Where the application of Strickland was straightforward, rooted in 15 years of professional standards and the Court’s prior St. Cyr decision, there is no reason to put these lower court cases, many from more than a decade earlier, ahead of this Court’s simple and clear reasoning in Padilla. Nevertheless, the majority reaches the paradoxical conclusion that by declining to apply a collateral-consequence doctrine the Court had never adopted, Padilla announced a new rule.
HH H-<
What truly appears to drive the majority’s analysis is its sense that Padilla occasioned a serious disruption in lower court decisional reasoning. See, e. g., ante, at 353 (“If that *370does not count as ‘breaking] new ground’ ... we are hard pressed to know what would” (quoting Teague, 489 U. S., at 301)). The concurring and dissenting opinions in Padilla similarly reflected the impression that it was a significant and destabilizing decision. See 559 U. S., at 377 (Alito, J., concurring in judgment); id., at 392 (Scalia, J., dissenting) (describing the majority opinion as a “sledge hammer”); ante, at 352, n. 10. But the fact that a decision was perceived as momentous or consequential, particularly by those who disagreed with it, does not control in the Teague analysis. Faithfully applying the Teague rule depends instead on an examination of this Court’s reasoning and an objective assessment of the precedent at issue. Stringer, 503 U. S., at 237. In Padilla, we did nothing more than apply Strickland. By holding to the contrary, today’s decision deprives defendants of the fundamental protection of Strickland, which requires that lawyers comply with professional norms with respect to any advice they provide to clients.
* * *
Accordingly, I would reverse the judgment of the Seventh Circuit and hold that Padilla applies retroactively on collateral review to convictions that became final before its announcement. With respect, I dissent.

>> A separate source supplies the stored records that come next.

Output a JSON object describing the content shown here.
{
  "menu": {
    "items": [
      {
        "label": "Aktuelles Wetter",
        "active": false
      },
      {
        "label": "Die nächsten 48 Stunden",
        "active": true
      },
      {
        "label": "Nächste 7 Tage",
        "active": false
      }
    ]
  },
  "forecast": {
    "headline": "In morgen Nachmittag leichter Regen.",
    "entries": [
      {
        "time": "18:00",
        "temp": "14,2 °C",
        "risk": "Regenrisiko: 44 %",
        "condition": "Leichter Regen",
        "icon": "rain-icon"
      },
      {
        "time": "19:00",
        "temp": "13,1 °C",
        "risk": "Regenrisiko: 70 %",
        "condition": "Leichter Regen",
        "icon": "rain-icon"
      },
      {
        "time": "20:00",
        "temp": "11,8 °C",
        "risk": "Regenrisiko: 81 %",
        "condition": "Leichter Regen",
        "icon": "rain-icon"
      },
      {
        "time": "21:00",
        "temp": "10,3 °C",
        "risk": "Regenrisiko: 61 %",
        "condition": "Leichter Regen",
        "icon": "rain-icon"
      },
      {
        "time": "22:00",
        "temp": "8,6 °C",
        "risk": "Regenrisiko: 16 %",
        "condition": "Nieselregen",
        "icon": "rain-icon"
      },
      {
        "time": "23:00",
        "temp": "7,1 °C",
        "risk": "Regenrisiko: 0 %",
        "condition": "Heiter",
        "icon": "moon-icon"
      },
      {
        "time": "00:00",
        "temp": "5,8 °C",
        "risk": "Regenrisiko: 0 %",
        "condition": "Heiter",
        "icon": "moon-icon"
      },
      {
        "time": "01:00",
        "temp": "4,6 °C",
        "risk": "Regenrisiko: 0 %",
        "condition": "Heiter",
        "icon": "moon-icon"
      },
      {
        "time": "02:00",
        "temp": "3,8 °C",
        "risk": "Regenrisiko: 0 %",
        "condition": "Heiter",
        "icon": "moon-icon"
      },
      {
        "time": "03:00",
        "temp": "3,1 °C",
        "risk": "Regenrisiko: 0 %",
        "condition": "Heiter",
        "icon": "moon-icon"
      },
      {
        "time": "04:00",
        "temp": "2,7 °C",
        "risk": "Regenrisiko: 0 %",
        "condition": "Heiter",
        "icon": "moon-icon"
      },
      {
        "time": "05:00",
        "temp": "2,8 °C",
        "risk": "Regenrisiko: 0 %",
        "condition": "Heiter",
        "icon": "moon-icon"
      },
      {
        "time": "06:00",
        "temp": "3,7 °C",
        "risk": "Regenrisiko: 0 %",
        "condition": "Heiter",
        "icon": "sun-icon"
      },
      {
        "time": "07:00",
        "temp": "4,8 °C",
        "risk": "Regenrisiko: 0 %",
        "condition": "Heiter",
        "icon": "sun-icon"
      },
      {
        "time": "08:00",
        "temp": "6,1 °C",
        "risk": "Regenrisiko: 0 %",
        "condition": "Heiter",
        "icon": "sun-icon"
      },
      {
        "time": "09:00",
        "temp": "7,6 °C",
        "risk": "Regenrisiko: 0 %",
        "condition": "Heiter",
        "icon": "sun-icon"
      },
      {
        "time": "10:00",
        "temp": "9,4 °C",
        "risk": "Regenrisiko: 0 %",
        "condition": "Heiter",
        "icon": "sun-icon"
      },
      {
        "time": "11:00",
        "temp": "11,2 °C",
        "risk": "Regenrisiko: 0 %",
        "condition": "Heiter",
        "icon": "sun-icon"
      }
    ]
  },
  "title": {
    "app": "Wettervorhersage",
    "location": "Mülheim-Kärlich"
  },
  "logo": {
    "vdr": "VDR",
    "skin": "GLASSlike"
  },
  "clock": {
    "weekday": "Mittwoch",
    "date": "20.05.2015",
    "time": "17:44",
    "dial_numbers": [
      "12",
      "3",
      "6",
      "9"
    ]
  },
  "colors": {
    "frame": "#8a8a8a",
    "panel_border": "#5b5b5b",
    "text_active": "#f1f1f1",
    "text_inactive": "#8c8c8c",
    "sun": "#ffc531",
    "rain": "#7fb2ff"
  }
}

 See, e. g., Lafler v. Cooper, 566 U. S. 156, 170-172 (2012) (incorrect advice leading to a plea offer’s rejection); Rompilla v. Beard, 545 U. S. 374 (2005) (failure to investigate evidence the prosecution intended to use to prove an aggravating circumstance in a capital ease); Wiggins v. Smith, 539 U. S. 510 (2003) (failure to investigate a defendant’s social history in a capital case); Roe v. Flores-Ortega, 528 U. S. 470 (2000) (failure to consult with a defendant regarding whether to pursue an appeal); Williams v. Taylor, 529 U. S. 362, 391 (2000) (failure to investigate a defendant's background for the purposes of mitigation evidence in a capital case); Hill v. Lockhart, 474 U. S. 52 (1985) (failure to provide effective assistance during plea negotiations).

 AEDPA of course differs from the Teague rule in other important respects. See, e. g., Greene v. Fisher, 565 U. S. 34, 39 (2011). But these differences aside, the fact that we have repeatedly found AEDPA eases involving Strickland to be controlled by established precedent underscores that the application of Strickland in a new context should almost never result in a new rule.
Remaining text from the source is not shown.